Biosecurity Tasmania claims area freedom for a range of plant pests and diseases, declared under the Biosecurity Act 2019, and issues area freedom certificates to support market access. These certificates are essential in maintaining existing domestic and international trade opportunities, negotiating access to new markets and gives Tasmanian exporters a financial advantage through reduced phytosanitary costs.
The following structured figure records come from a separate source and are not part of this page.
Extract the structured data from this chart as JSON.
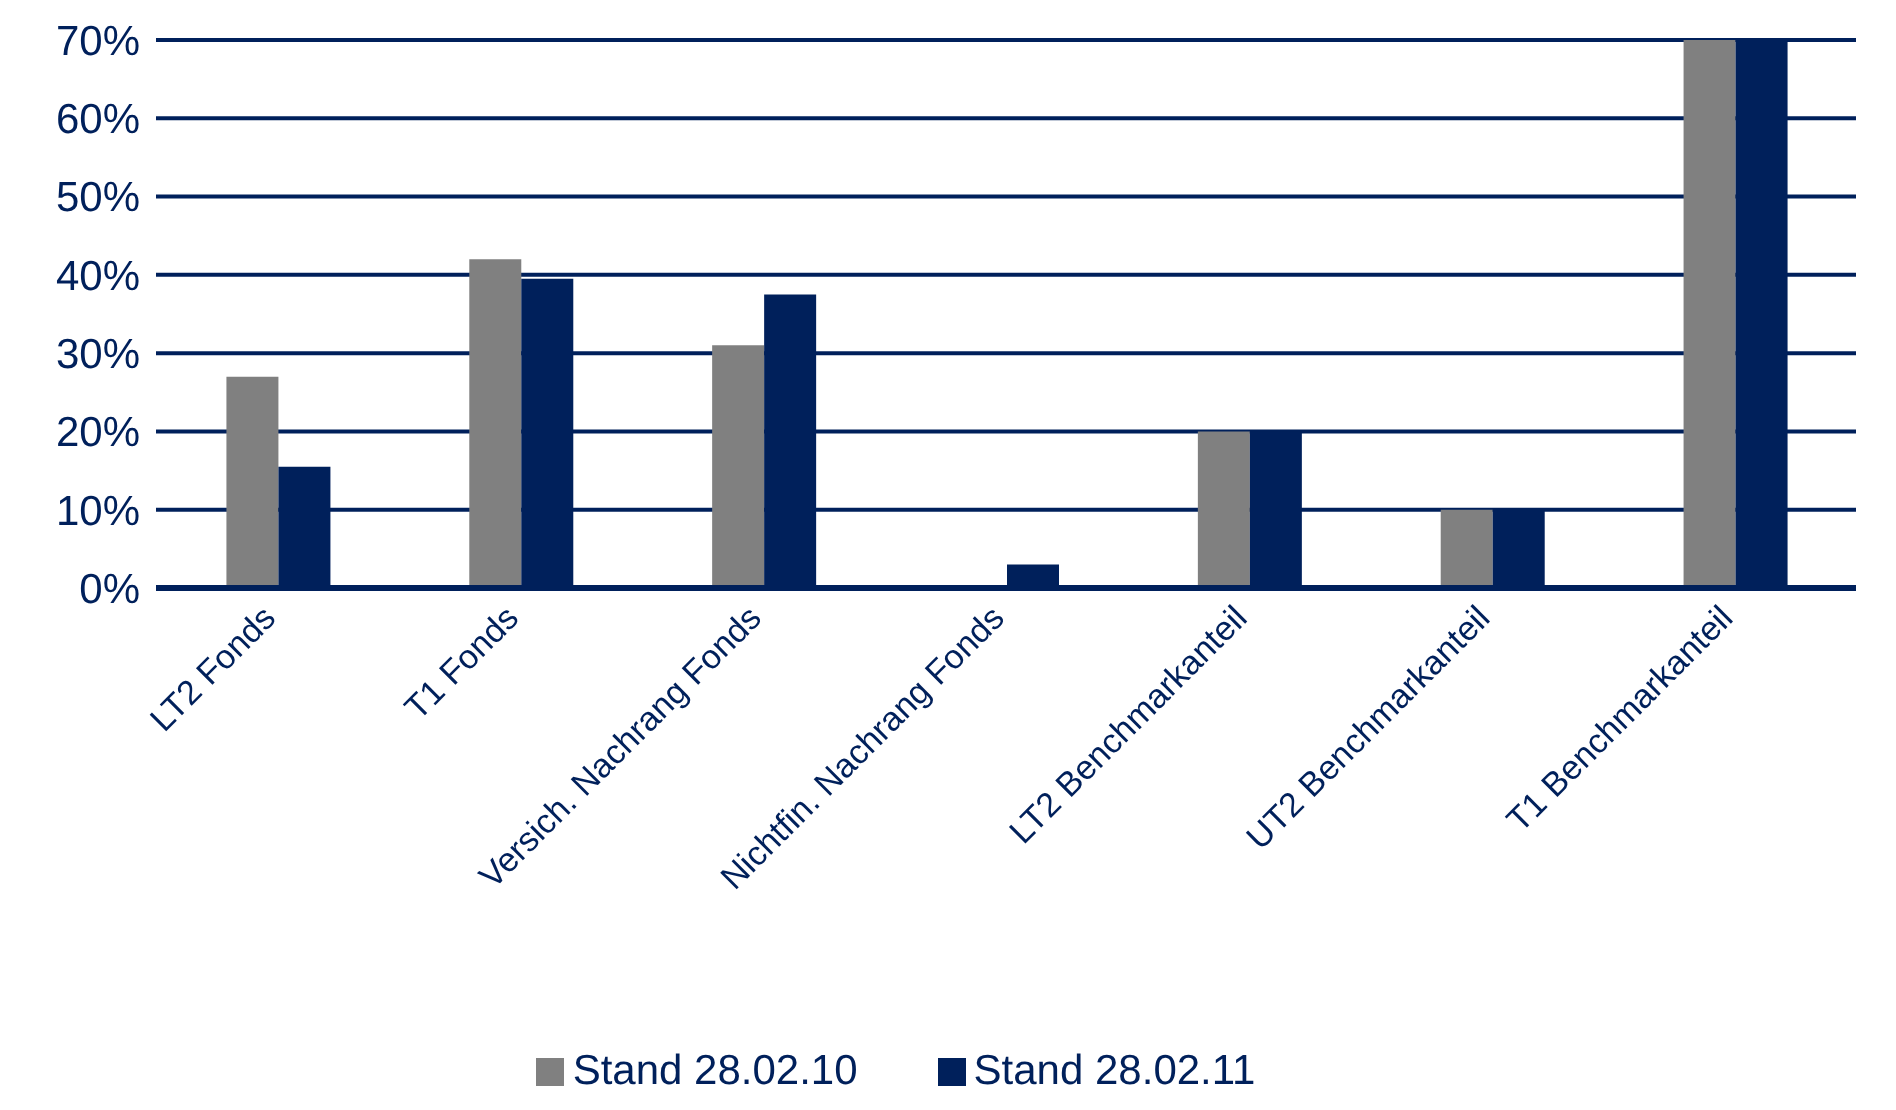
{
  "chart_data": {
    "type": "bar",
    "categories": [
      "LT2 Fonds",
      "T1 Fonds",
      "Versich. Nachrang Fonds",
      "Nichtfin. Nachrang Fonds",
      "LT2 Benchmarkanteil",
      "UT2 Benchmarkanteil",
      "T1 Benchmarkanteil"
    ],
    "series": [
      {
        "name": "Stand 28.02.10",
        "color": "#808080",
        "values": [
          27,
          42,
          31,
          0,
          20,
          10,
          70
        ]
      },
      {
        "name": "Stand 28.02.11",
        "color": "#00205b",
        "values": [
          15.5,
          39.5,
          37.5,
          3,
          20,
          10,
          70
        ]
      }
    ],
    "ylim": [
      0,
      70
    ],
    "yticks": [
      {
        "value": 0,
        "label": "0%"
      },
      {
        "value": 10,
        "label": "10%"
      },
      {
        "value": 20,
        "label": "20%"
      },
      {
        "value": 30,
        "label": "30%"
      },
      {
        "value": 40,
        "label": "40%"
      },
      {
        "value": 50,
        "label": "50%"
      },
      {
        "value": 60,
        "label": "60%"
      },
      {
        "value": 70,
        "label": "70%"
      }
    ],
    "grid": "y",
    "legend": "bottom"
  }
}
To ensure the benefits of Tasmania’s area freedom status are maintained, Biosecurity Tasmania has an evidence-based coordinated approach to establish, maintain, and verify area freedom status through a combination of elements, including:

  • Evidence-Based Risk Analysis: Biosecurity Tasmania is committed to an evidence based decision-making process based on scientific risk analysis to ensure an appropriate level of biosecurity protection.
  • Surveillance: Biosecurity Tasmania runs surveillance and monitoring programs to maximise the likelihood of early detection of new pests and diseases, and to provide an acceptable level of confidence for trading partners that the pest of concern is not present in the state.
  • Import Inspections: Biosecurity Tasmania conducts routine border inspections at all sea / airports, mail centres and freight sheds across the state. Personal effects and cargo are screened by a variety of methods including detector dogs and x-ray machines.
  • Export Inspections: Biosecurity Tasmania conducts export inspections prior to plant products leaving the state. The results of these inspections contribute to verifying area freedom status of pests and diseases within Tasmania.​
  • Diagnostics: Biosecurity Tasmania’s Plant Diagnostic Services uses nationally and internationally recognised diagnostic tools and methods to assure the reliability of identification of plant pests and diseases.
  • Phytosanitary Measures: Biosecurity Tasmania applies the least trade-restrictive phytosanitary measures, regulations and import requirements to maintain an appropriate level of protection and prevent the introduction and spread of harmful pests and diseases.
  • Shared Responsibilities: Biosecurity Tasmania is committed to improving awareness of phytosanitary measures and providing information to assist stakeholders to identify and report unusual pests and diseases.

How can you contribute?

Tasmanian agricultural industries rely on our strong and resilient biosecurity system to safeguard our economy and way of life, and we’re asking for your help!
Biosecurity is a shared responsibility, and all Tasmanians can contribute to maintaining our freedom from different pests and diseases by:

  • Looking out and reporting unusual pests and diseases.
  • Checking Tasmanian Import Requirements when purchasing plant and plant products from interstate or international sources.
  • Complying with best biosecurity practices.